Saturday, January 25, 2020

3 Ways To Play The Jew's Harp

The mysterious quality of this music is associated in some cultures with functions such as courtship, secret communication, healing, or the singing of exhibition included a purpose-made interactive CD-Rom, which revealed the facts behind these 'secret sounds'.

I don't know why the harp is in pitched percussion - I thought they were part of the group of "stringed" instruments (at least that is where you can find them in EWQLSO), but yes, the harp is a beautiful instrument and in a class of its own (with piano and guitar).

The connection between oral cavity and air tube is closed by the tongue when speaking "ng" like in the suffix "-ing": Silently pronouncing "ing ing ing ing" while playing the jew's harp results in an interesting effect that is heard in the first part of sound example 10 (160 KB).

Thus, if the primitive sound of the tongue is C, the series of reciprocated sounds would be C, E, G, B♭, C, D, E, F, G, etc., and by using two or more instruments in different keys, a complete scale may by obtained, and extremely original and beautiful effects produced.

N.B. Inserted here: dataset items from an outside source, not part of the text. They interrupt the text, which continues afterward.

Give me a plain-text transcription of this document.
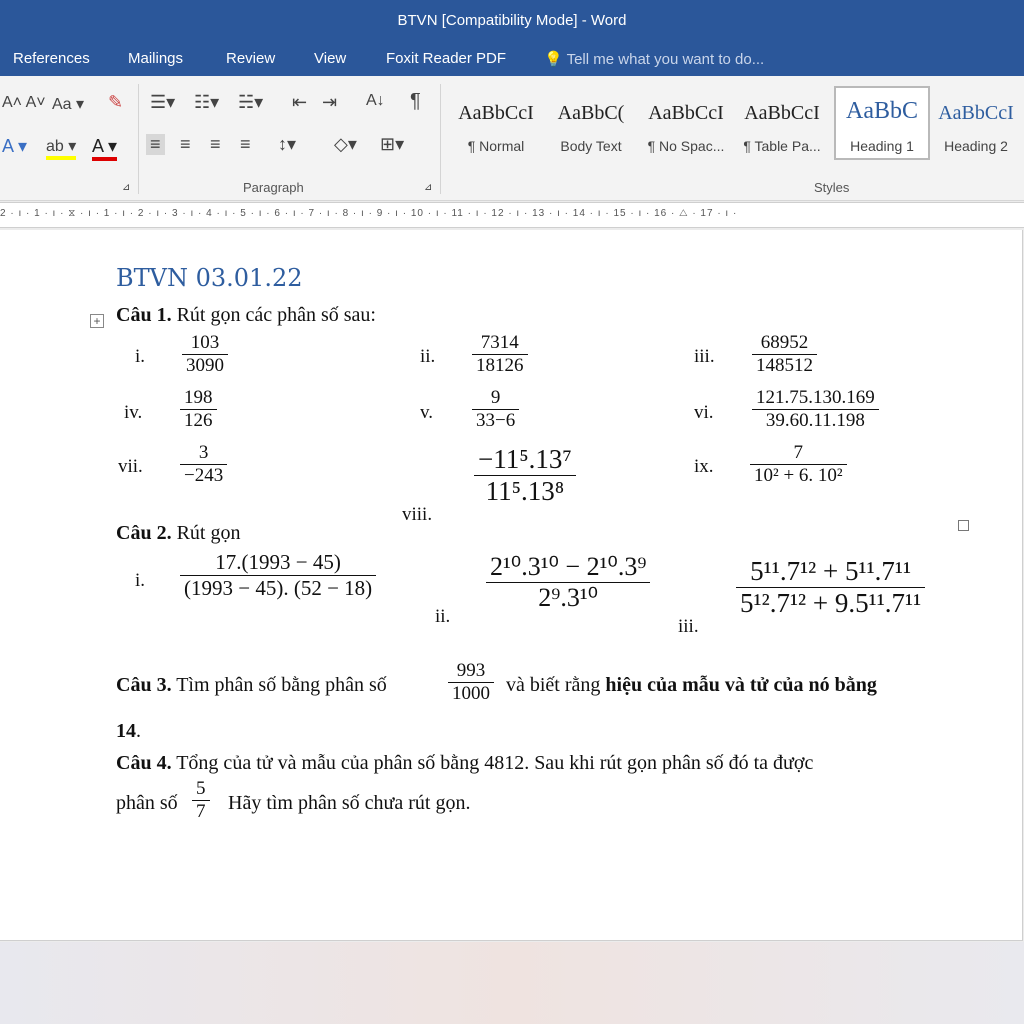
BTVN [Compatibility Mode] - Word
References	Mailings	Review	View	Foxit Reader PDF	💡 Tell me what you want to do...
A˄ A˅ Aa ▾ ✎
A ▾ ab ▾ A ▾
⊿
☰▾ ☷▾ ☵▾ ⇤ ⇥ A↓ ¶
≡ ≡ ≡ ≡ ↕▾ ◇▾ ⊞▾
Paragraph	⊿	Styles
AaBbCcI
¶ Normal
AaBbC(
Body Text
AaBbCcI
¶ No Spac...
AaBbCcI
¶ Table Pa...
AaBbC
Heading 1
AaBbCcI
Heading 2
2 · ı · 1 · ı · ⧖ · ı · 1 · ı · 2 · ı · 3 · ı · 4 · ı · 5 · ı · 6 · ı · 7 · ı · 8 · ı · 9 · ı · 10 · ı · 11 · ı · 12 · ı · 13 · ı · 14 · ı · 15 · ı · 16 · △ · 17 · ı ·
BTVN 03.01.22
+ Câu 1. Rút gọn các phân số sau:
i. $\frac{103}{3090}$	ii. $\frac{7314}{18126}$	iii. $\frac{68952}{148512}$
iv. $\frac{198}{126}$	v. $\frac{9}{33-6}$	vi. $\frac{121.75.130.169}{39.60.11.198}$
vii. $\frac{3}{-243}$
viii.
$\frac{\text{−11⁵.13⁷}}{\text{11⁵.13⁸}}$	ix. $\frac{7}{\text{10² + 6. 10²}}$
Câu 2. Rút gọn
i. $\frac{17.(1993 - 45)}{(1993 - 45). (52 - 18)}$
ii.
$\frac{\text{2¹⁰.3¹⁰ − 2¹⁰.3⁹}}{\text{2⁹.3¹⁰}}$
iii.
$\frac{\text{5¹¹.7¹² + 5¹¹.7¹¹}}{\text{5¹².7¹² + 9.5¹¹.7¹¹}}$
Câu 3. Tìm phân số bằng phân số	$\frac{993}{1000}$ và biết rằng hiệu của mẫu và tử của nó bằng
14.
Câu 4. Tổng của tử và mẫu của phân số bằng 4812. Sau khi rút gọn phân số đó ta được
phân số $\frac{5}{7}$ Hãy tìm phân số chưa rút gọn.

Handcrafted from stainless steel and carefully tuned to standard pitch costs range between five and thirty dollars in the U. S. The shimmering tones of the instruments have become technically categorized as 'plucked idiophones' appearing more and more in electronic pop, avant-garde jazz in some parts of the world while other parts like Scandinavia enjoy a revival of folk music interwoven with contemporary styling.

A guest remix by minimal techno innovator and Detroit legend Terrance Dixon takes the track Driving While Black in a seriously deep and dark direction, while ADT delivers the Power, a mysterious, pad-driven roller augmented by twitchy arpeggiations, and odd sampled phrases like jaw harp and flute.

The liner notes to this 1978 Turnabout recording point out that Hoffmann is clever in his approach to this problem, in particular in the second andante con variazioni movement of this concerto where the orchestra is assigned the melody and the solo instrument performs arpeggios, producing the chords in rising and falling succession.

So popular was the custom and so discreet and persuasive the sound of the guimbarde (maultrommel) that female virtue was endangered and instruments were repeatedly banned by the authorities," write Anthony Baines in Musical Instruments Through the Ages.